Bob Mackey is a grad student, writer, and cyborg, who uses the powerful girl-repelling nanomachines mad science grafted onto his body to allocate time towards interests of the nerd persuasion. He believes that complaining about things on the Internet is akin to the fine art of wine tasting, but with more spitting into buckets.

Joe Keiser has a programming degree from Johns Hopkins University, a tiny apartment in Brooklyn, and a fake toy guitar built in the hollowed-out shell of a real guitar. He writes about games and technology for a variety of outlets. One day he will stop doing this. The day after that, police will find his body under a collapsed pile of (formerly neatly alphabetized) collector's edition tchotchkes.

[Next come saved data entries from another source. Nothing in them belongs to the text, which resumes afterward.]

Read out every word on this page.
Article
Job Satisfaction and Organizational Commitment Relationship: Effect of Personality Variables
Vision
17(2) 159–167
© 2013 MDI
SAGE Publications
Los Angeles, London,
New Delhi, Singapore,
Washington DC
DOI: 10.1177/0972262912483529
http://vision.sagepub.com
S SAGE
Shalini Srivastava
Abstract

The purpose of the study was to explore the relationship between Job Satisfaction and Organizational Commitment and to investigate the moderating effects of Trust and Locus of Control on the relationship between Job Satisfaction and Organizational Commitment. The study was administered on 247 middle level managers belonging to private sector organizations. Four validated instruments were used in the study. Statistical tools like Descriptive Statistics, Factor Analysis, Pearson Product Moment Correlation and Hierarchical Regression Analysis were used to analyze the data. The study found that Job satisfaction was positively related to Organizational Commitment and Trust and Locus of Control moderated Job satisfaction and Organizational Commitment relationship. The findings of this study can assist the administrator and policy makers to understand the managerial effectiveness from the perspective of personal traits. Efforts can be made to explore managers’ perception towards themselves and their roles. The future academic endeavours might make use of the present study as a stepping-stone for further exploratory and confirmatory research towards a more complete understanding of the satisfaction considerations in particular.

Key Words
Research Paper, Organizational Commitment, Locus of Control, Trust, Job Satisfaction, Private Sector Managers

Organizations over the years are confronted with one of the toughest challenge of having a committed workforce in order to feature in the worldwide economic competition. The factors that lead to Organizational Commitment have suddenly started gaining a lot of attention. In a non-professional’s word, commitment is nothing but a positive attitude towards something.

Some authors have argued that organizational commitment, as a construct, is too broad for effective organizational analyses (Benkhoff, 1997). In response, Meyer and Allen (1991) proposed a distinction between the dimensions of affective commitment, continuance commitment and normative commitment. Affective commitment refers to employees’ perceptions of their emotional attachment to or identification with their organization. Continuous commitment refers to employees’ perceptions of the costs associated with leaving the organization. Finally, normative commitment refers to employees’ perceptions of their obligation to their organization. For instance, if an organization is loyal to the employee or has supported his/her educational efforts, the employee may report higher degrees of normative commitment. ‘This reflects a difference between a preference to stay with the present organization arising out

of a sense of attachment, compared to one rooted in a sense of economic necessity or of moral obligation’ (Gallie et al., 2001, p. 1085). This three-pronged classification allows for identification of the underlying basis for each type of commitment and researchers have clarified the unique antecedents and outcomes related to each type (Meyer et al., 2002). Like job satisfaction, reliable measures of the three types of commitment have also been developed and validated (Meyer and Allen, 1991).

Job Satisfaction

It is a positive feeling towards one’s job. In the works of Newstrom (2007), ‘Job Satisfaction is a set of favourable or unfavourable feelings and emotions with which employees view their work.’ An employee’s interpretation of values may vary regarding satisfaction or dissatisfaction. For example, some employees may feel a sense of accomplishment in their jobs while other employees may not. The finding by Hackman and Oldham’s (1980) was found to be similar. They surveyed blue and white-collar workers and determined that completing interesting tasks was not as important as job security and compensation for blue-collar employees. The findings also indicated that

Cole Stryker is an American freelance writer living in York, England, where he resides with his archeologist wife. He writes for a travel company by day and argues about pop culture on the internet by night. Find him writing regularly here and here.

Peter Smith is like the lead character of Irwin Shaw's The 80-Yard Run, except less athletic. He considers himself very lucky to have this job. But it's a little premature to take "jack-off of all trades" off his resume. Besides writing, travelling, and painting houses, Pete plays guitar in a rock trio called The Aye-Ayes. He calls them a 'power pop' band, but they generally sound more like Motorhead on a drinking binge.